Kayseri’deki yumrukçunun hem İP’le bağlantılı, hem de “milliyetçi bir sendika” üyesi olup, “deli bozkurt” diye anıldığına dair haberler ne anlama geliyor? Ergenekon yapılanmasına temel oluşturan kızılelma koalisyonunun tipik bir örneği mi?
Saldırıların, “çok sıkı güvenlik tedbirleri”nin alındığı veya öyle olması gereken ortamlarda yapılması, farklı soru işaretlerini de akla getiriyor.
“Habur’daki karşılama” olayı için seslendirilen “Devlet içindeki açılım karşıtları tezgâhladı” iddiasının farklı versiyonları, ard arda gerçekleşen yumruk provokasyonları için de ifade ediliyor.
“Güvenlik güçlerinin içinde, yumrukçulara yol açıp fırsat veren birileri mi var?” diye soruluyor.
Gündemi teröre, şehit cenazelerine ve bu tür provokasyonlara kaydırma tezgâhının, Meclis Genel Kurulunda görüşülmeye başlanan anayasa paketiyle ilgisi olup olmadığı da merak konusu.
Bilindiği gibi, açılım projesi de, açıklanan mutasavver içeriğindeki yetersizliğe rağmen, ard arda gelen provokasyonlarla tıkanmış durumda.
Önce Habur’daki karşılama görüntülerinin yol açtığı zincirleme tepkiler. Ardından yeni şehitler verdiğimiz Reşadiye saldırısı. Bunlardan sonra, evvelâ “Kasım’da yine başlayacak” denilip, bilâhare yılbaşına ertelendiği söylenen Kandil, Mahmur ve Avrupa dönüşlerinden artık söz eden bile yok. Proje kapsamında telâffuz edilen “taş atan çocuklar” tasarısı ise, son olarak havale edildiği alt komisyondan hâlâ çıkabilmiş değil.
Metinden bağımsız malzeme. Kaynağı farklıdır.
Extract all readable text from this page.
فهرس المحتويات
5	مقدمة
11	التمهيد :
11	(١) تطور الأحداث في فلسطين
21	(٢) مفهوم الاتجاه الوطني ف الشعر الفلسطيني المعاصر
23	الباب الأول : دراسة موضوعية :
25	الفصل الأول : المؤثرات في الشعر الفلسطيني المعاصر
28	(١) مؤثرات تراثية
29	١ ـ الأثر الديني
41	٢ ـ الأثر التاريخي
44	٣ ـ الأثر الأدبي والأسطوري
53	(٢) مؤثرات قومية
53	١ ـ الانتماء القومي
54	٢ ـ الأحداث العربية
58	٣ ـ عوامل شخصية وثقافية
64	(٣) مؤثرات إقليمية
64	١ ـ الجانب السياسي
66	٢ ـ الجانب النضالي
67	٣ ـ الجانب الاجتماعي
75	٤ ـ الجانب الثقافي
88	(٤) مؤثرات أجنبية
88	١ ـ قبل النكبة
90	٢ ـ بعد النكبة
Bu arada, EMASYA protokolünün iptal edildiğinin açıklanmasından hemen sonra, 8 Şubat’ta Genelkurmay’ın bütün birliklere bir yazı göndererek, “Protokolün iptali, toplumsal olaylara müdahalede bir değişiklik getirmedi. Garnizon komutanları bu tür görevlere İl İdaresi Kanunu dahilinde devam edecektir” bilgi ve talimatı verdiğine dair haber (Bugün, 16.4.10), o konuda da değişen birşey olmadığını gösteriyor.
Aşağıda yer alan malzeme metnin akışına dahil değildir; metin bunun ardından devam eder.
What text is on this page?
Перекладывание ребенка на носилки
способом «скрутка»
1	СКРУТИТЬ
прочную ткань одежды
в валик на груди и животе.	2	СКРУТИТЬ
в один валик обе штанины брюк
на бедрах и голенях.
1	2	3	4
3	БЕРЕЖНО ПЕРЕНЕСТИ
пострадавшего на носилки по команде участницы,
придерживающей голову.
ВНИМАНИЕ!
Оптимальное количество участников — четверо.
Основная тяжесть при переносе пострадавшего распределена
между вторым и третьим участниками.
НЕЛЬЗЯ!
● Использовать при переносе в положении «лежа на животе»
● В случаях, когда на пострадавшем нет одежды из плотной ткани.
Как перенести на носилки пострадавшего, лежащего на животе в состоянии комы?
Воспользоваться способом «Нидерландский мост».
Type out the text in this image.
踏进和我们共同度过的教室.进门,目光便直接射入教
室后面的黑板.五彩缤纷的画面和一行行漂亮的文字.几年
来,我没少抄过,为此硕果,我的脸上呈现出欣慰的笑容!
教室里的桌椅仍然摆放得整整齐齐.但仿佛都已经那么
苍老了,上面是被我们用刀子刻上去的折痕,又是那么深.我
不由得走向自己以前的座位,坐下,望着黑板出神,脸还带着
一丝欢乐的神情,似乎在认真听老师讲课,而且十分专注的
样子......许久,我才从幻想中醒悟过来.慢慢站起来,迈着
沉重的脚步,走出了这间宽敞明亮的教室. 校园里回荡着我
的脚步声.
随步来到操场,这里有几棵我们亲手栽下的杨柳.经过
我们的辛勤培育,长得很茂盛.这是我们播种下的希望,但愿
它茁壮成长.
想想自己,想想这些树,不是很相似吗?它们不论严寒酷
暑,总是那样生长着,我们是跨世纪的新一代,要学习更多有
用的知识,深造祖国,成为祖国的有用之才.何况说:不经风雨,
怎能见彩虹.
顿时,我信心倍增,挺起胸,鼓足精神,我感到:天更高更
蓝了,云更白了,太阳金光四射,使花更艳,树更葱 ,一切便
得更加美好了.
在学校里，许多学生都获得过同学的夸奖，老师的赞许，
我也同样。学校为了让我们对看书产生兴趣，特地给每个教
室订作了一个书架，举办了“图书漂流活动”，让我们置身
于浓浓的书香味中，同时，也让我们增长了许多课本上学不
Protokolün iptali üzerine şunları yazmıştık:
“EMASYA kalktı, ama dayanağını oluşturan İl İdaresi Kanunu 11/D maddesi hâlâ yürürlükte. Ve EMASYA sonrasında bu maddenin etkinleştirileceği ifade ediliyor. Oysa bu maddede yine gayet sıkıntılı düzenlemeler mevcut. (...) Bu fıkra bu haliyle uygulamada kalmaya devam ettiği müddetçe işin içinden çıkılamaz. Ve EMASYA’yı kaldırıp bu maddeyi etkinleştirmek, sıkıntının artarak devamını netice verir. Dolayısıyla, 11/D’nin de mutlaka ıslahı şart...” (Bkz. “Derin tuzaklar” başlıklı yazımız, Yeni Asya, 6.2.10)
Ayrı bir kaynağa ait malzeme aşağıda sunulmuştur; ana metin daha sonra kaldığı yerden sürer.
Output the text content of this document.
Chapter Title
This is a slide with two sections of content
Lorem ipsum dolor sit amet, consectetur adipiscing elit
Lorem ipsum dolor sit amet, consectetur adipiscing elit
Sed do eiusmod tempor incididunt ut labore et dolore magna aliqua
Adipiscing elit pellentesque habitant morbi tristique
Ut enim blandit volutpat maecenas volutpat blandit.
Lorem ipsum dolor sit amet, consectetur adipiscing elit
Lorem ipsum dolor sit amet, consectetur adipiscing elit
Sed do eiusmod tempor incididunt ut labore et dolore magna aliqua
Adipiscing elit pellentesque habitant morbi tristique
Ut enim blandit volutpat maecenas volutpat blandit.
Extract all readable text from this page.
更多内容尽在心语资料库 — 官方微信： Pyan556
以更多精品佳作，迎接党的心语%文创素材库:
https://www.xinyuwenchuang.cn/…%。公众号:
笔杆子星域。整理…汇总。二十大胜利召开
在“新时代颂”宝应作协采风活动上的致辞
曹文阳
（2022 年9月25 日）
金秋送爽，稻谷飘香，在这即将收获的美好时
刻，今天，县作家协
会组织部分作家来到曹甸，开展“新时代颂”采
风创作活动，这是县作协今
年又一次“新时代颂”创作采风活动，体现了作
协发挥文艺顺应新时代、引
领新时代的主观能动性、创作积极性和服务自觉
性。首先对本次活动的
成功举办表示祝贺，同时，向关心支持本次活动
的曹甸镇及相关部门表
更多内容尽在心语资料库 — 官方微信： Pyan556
Açılımın lâfta kaldığı ve fiilen tıkandığı bir ortamda, bir taraftan provokasyonlarla toplumsal gerilimin tırmandırılıp İl İdaresi Kanunuyla askere verilen yetkilerin kullanılmasına müsait bir zemin oluşturulması, diğer taraftan operasyonların hızlandırılması, Türkiye’yi nereye götürür?